Effect of transiently overexpressed RNPS1, p54, and hTra2β on three kinds of alternatively spliced pre-mRNAs. (A) In vivo splicing of a model β-globin DUP51 pre-mRNA. (B) In vivo splicing of an hTra2β minigene pre-mRNA (C) In vivo splicing of a human F₁γ minigene pre-mRNA. The structures of the pre-mRNAs and the spliced products are schematically illustrated on the top of each panel (numbers denote length in nucleotides). HeLa cells were transfected with a constant amount of individual pre-mRNA reporter plasmid along with a constant (indicated by rectangles) or increasing (indicated by triangles) amounts of protein expression plasmids pCMV-3×FLAG-RNPS1 (wild type), pCMV-3×FLAG-RNPS1-ΔS (ΔS), pCMV-3×FLAG-RNPS1-ΔRS/P (ΔRS/P), pCMV-3×FLAG-RNPS1-mtRRM (mtRRM), pCMV-3×FLAG-RNPS1-RS/P (RS/P), pFLAG-p54 (p54), and pFLAG-hTra2β (hTra2β).

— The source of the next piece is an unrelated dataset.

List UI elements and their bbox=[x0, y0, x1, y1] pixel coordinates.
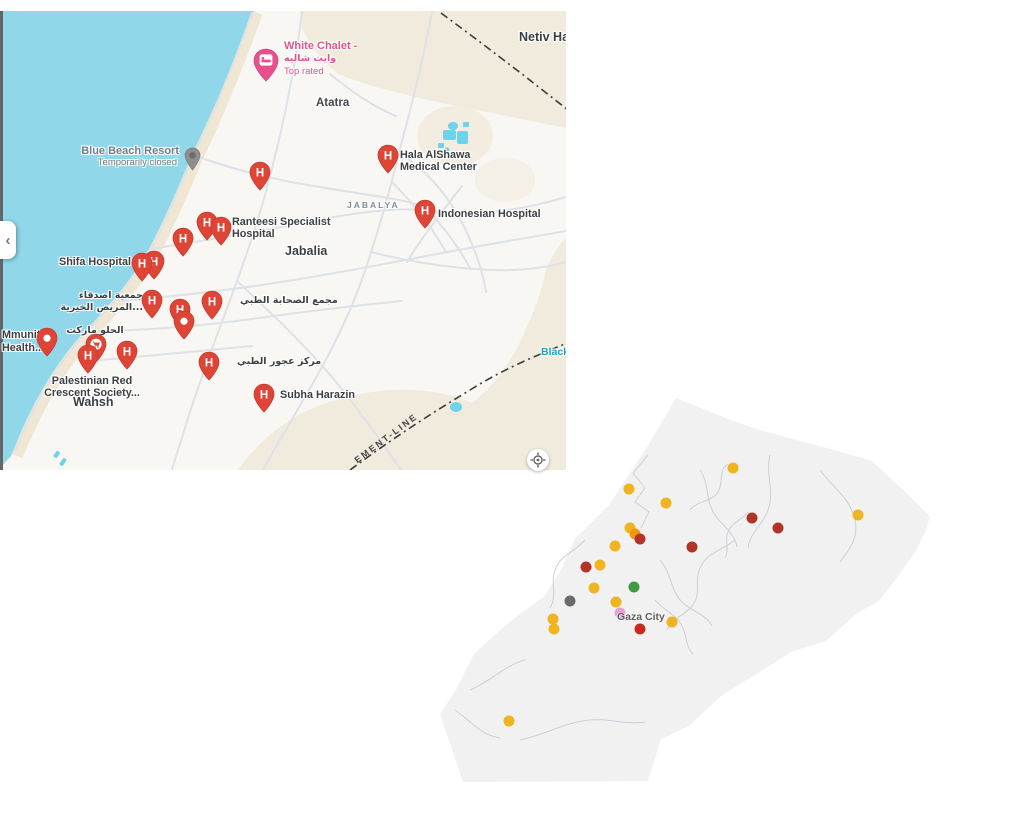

An empty vector, pFLAG-CMV-2, was used to keep the total amount of transfected DNA constant. Spliced products were analyzed by RT-PCR with specific DNA primers (indicated by arrows), followed by agarose gel electrophoresis. The length (in nucleotides) of splicing products (A) or specific alternatively spliced isoforms (B and C) are indicated on the right of the panels. The bands above the beta 1 (lanes 4, 5, and 12 to 16 in B) and non-muscle type (* in C) were found as nonspecific amplified products unrelated to splicing (data not shown) (42).